Meist beschäftige ich mich den halben Tag mit der Jobsuche und sehe mich danach in der Stadt um. Hier seht ihr mich beim Bewerbungenschreiben im Computerkabuff.


Ich nutze die größte australische Jobsuchmaschine www.seek.com.au, klappere die Schwarzen Bretter der Hostels ab, suche in den Gelben Seiten, war bei privaten Arbeitsagenturen für Working Visa Inhaber und laufe mit offenem Auge durch die Stadt. Bis jetzt hatte ich zwar schon zwei Vorstellungsgespräche und zwei interessierte Nachfragen, aber auch hier ist die Konkurrenz vor Ort und und ich habe bis jetzt nur Absagen bekommen.

Perth liegt am Swan River. Der heißt so, weil hier jede Menge schwarzer Schwäne sind.



In Perth leben übrigens dreiviertel aller Einwohner Westaustraliens - 1,5 Millionen. Tendenz steigend.

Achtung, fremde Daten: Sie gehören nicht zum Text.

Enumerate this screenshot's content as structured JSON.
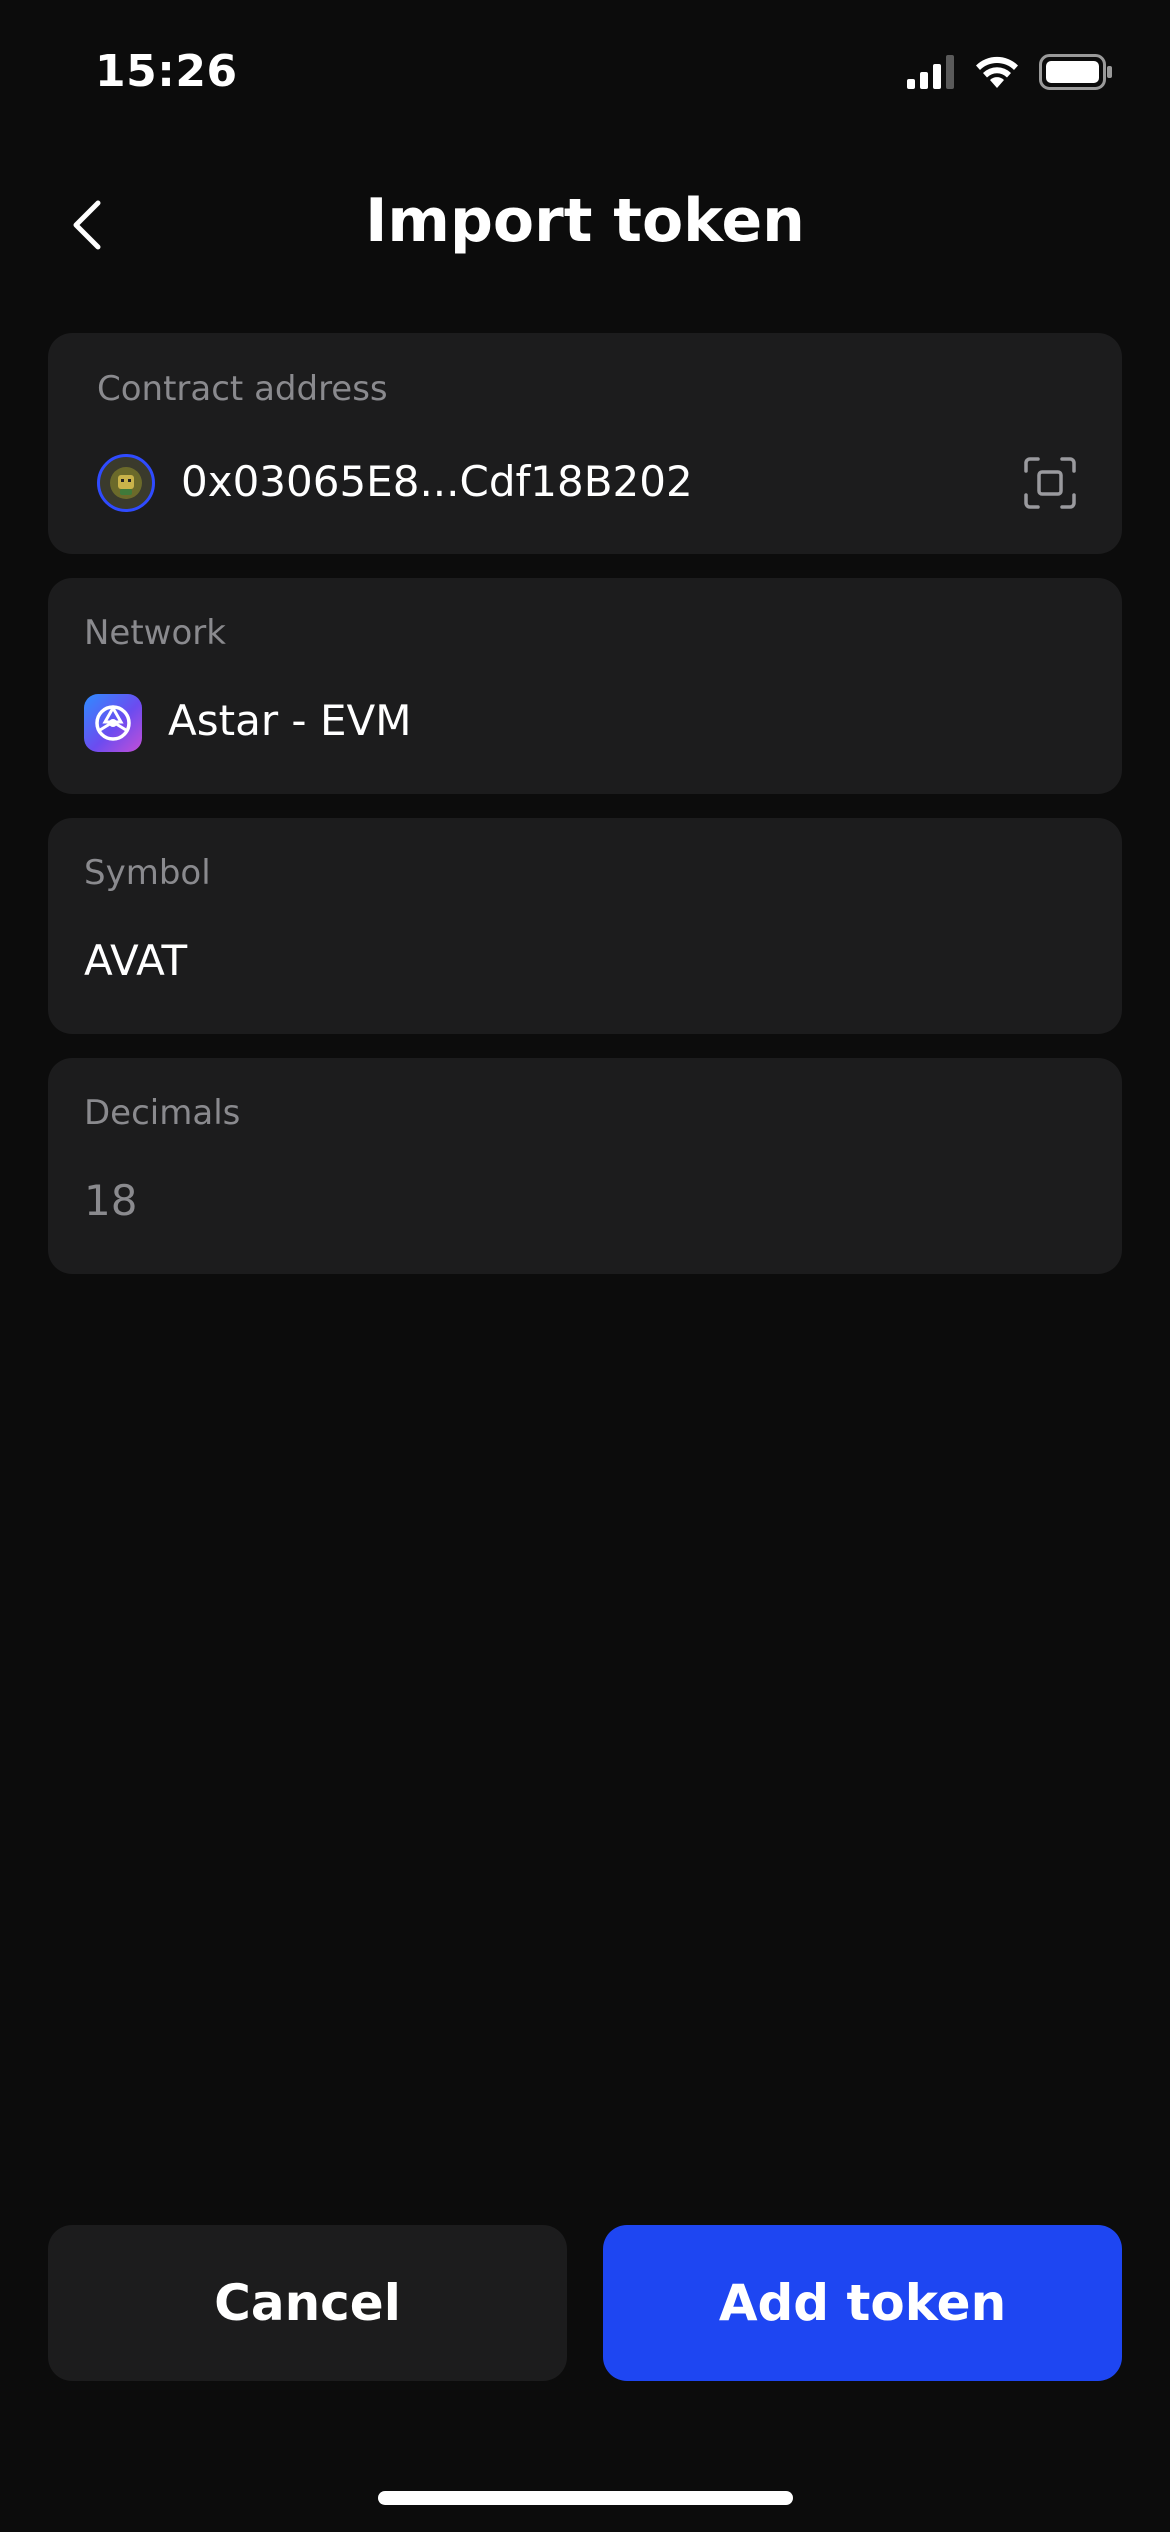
{
  "status_bar": {
    "time": "15:26",
    "icons": [
      "signal-icon",
      "wifi-icon",
      "battery-icon"
    ]
  },
  "header": {
    "title": "Import token",
    "back_icon": "chevron-left-icon"
  },
  "contract": {
    "label": "Contract address",
    "value": "0x03065E8...Cdf18B202",
    "scan_icon": "scan-icon"
  },
  "network": {
    "label": "Network",
    "value": "Astar - EVM"
  },
  "symbol": {
    "label": "Symbol",
    "value": "AVAT"
  },
  "decimals": {
    "label": "Decimals",
    "value": "18"
  },
  "actions": {
    "cancel_label": "Cancel",
    "add_label": "Add token"
  },
  "colors": {
    "background": "#0c0c0c",
    "card": "#1c1c1d",
    "accent": "#1e46f2",
    "muted_text": "#8a8a8e"
  }
}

Hm, ins Outback will wohl keiner.



Wieso ist es hier eigentlich möglich, mit dem Jetski mitten im Stadtgebiet zu fahren, und bei uns in der Müritz werden die Boote auf 5km/h abgebremst?

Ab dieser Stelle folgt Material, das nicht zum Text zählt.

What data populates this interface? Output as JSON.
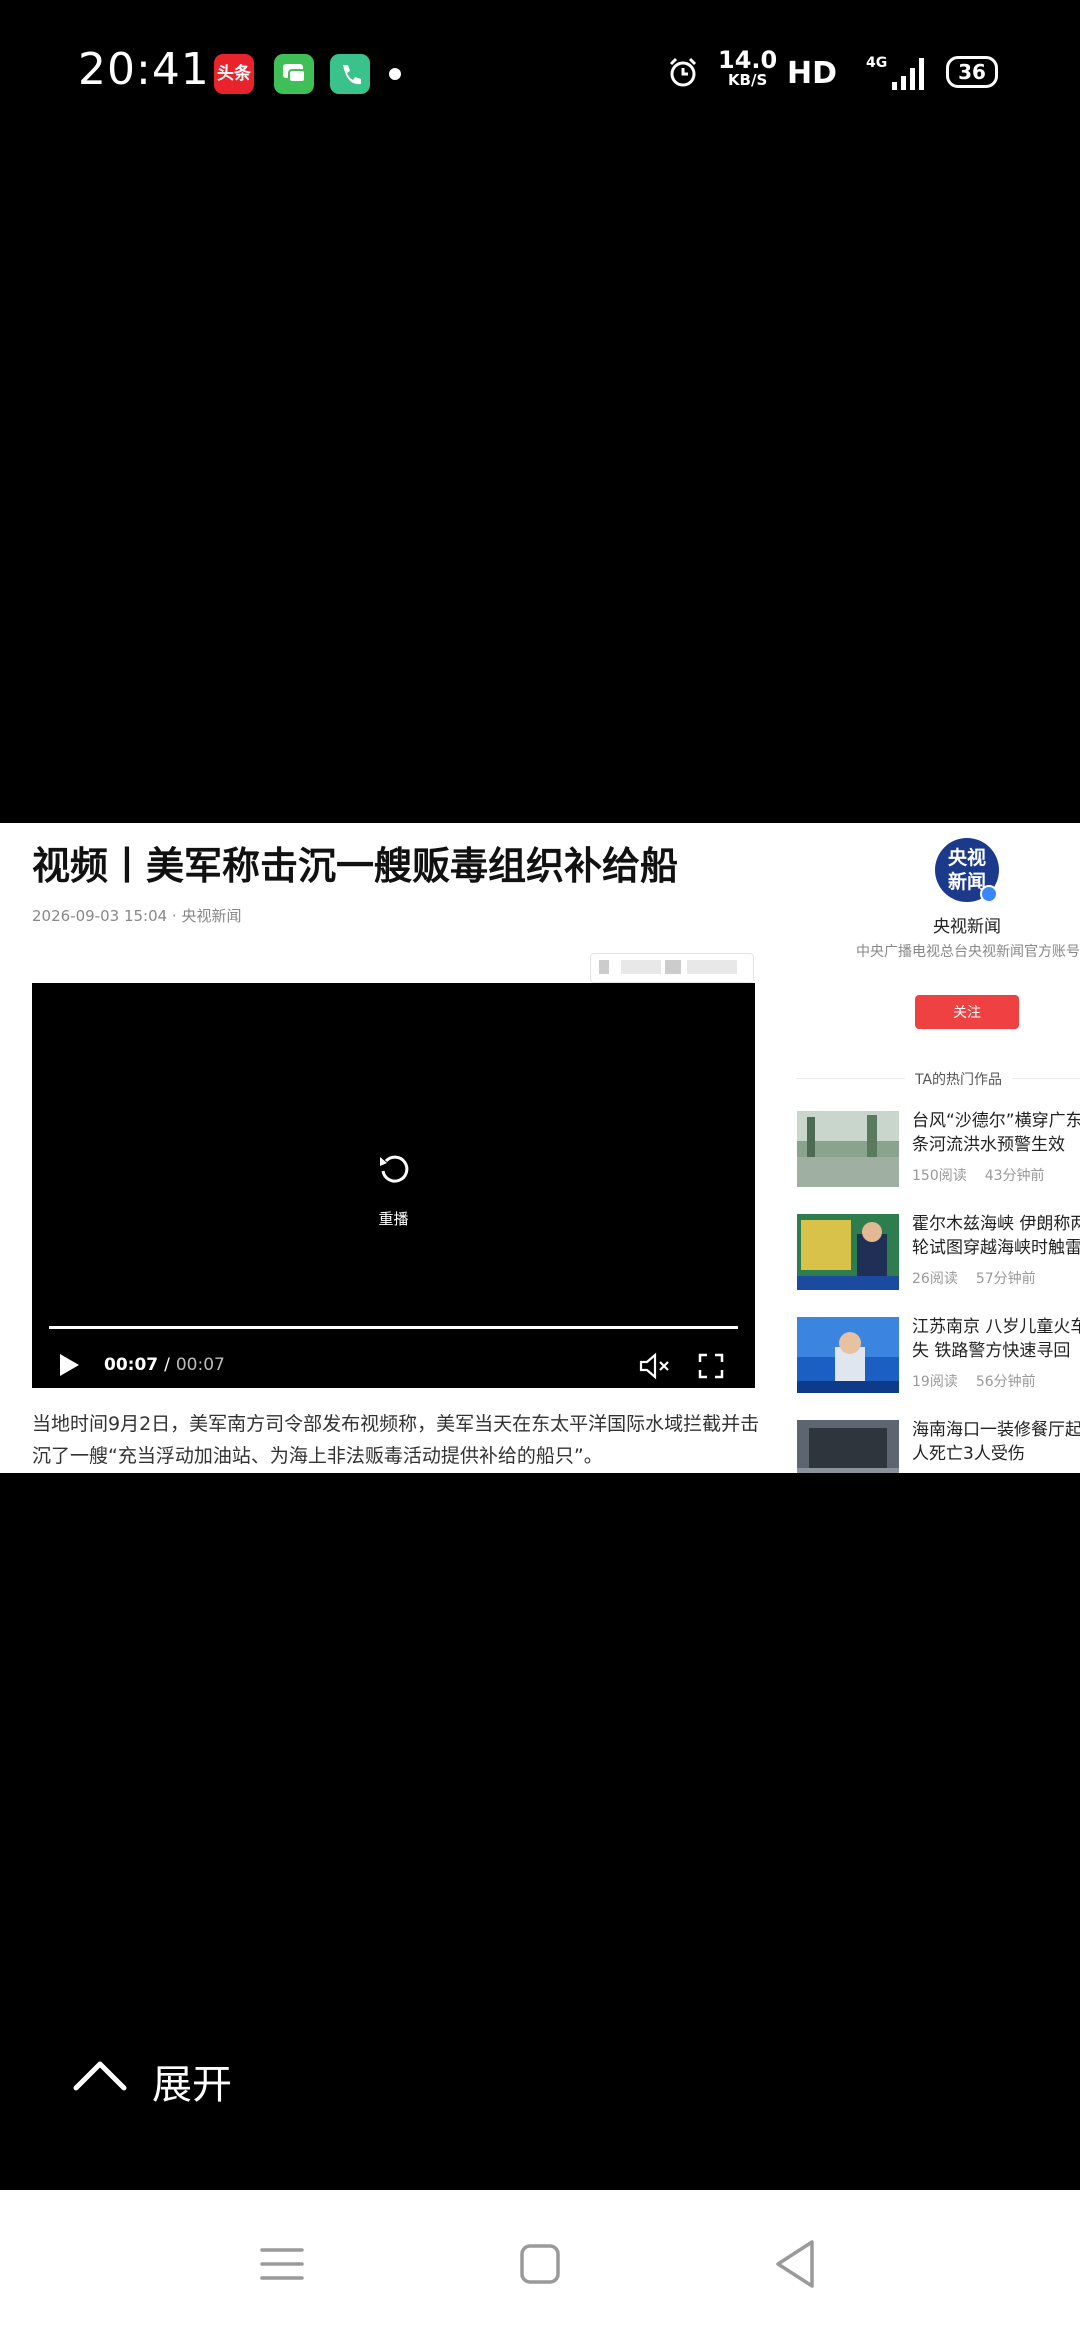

Alt vor neu. Schon ulkig. Es gibt auch ältere Gebäude in Perth wie diese Windmühle, aber das meiste ist neu und aus Beton. - Diesen Weg muss ich entlanggehen, wenn ich vom Hostel zum Bahnhof will.


Endlich bin ich auch zu einigen Dingen gekommen, die im knappen Zeitplan der letzten Wochen wegfallen mussten. Zum Beispiel unsere wertvollen Fotos auf CD sichern, das Auto einer Intensivreinigung unterziehen (die Insekten an der Motorhaube sahen schon aus wie eine Sonderlackierung: Weiß mit schwarzen Punkten) und fünf Wochen Tagebucheinträge nachtragen. Und hier bin ich bis jetzt überall gewesen (blau: per Bus, rot: per Zug, türkis: per Flugzeug, grün: per Auto, und wenn man auf die Karte klickt, wird sie größer):


Zu so schönen Fotos wie in den letzten Wochen komme ich in Perth zwar nicht mehr, und viel zu schreiben habe ich auch nicht, weil ich meist "nur" mit der Jobsuche beschäftigt bin. Also wünscht mir alles Gute und viel Erfolg dabei!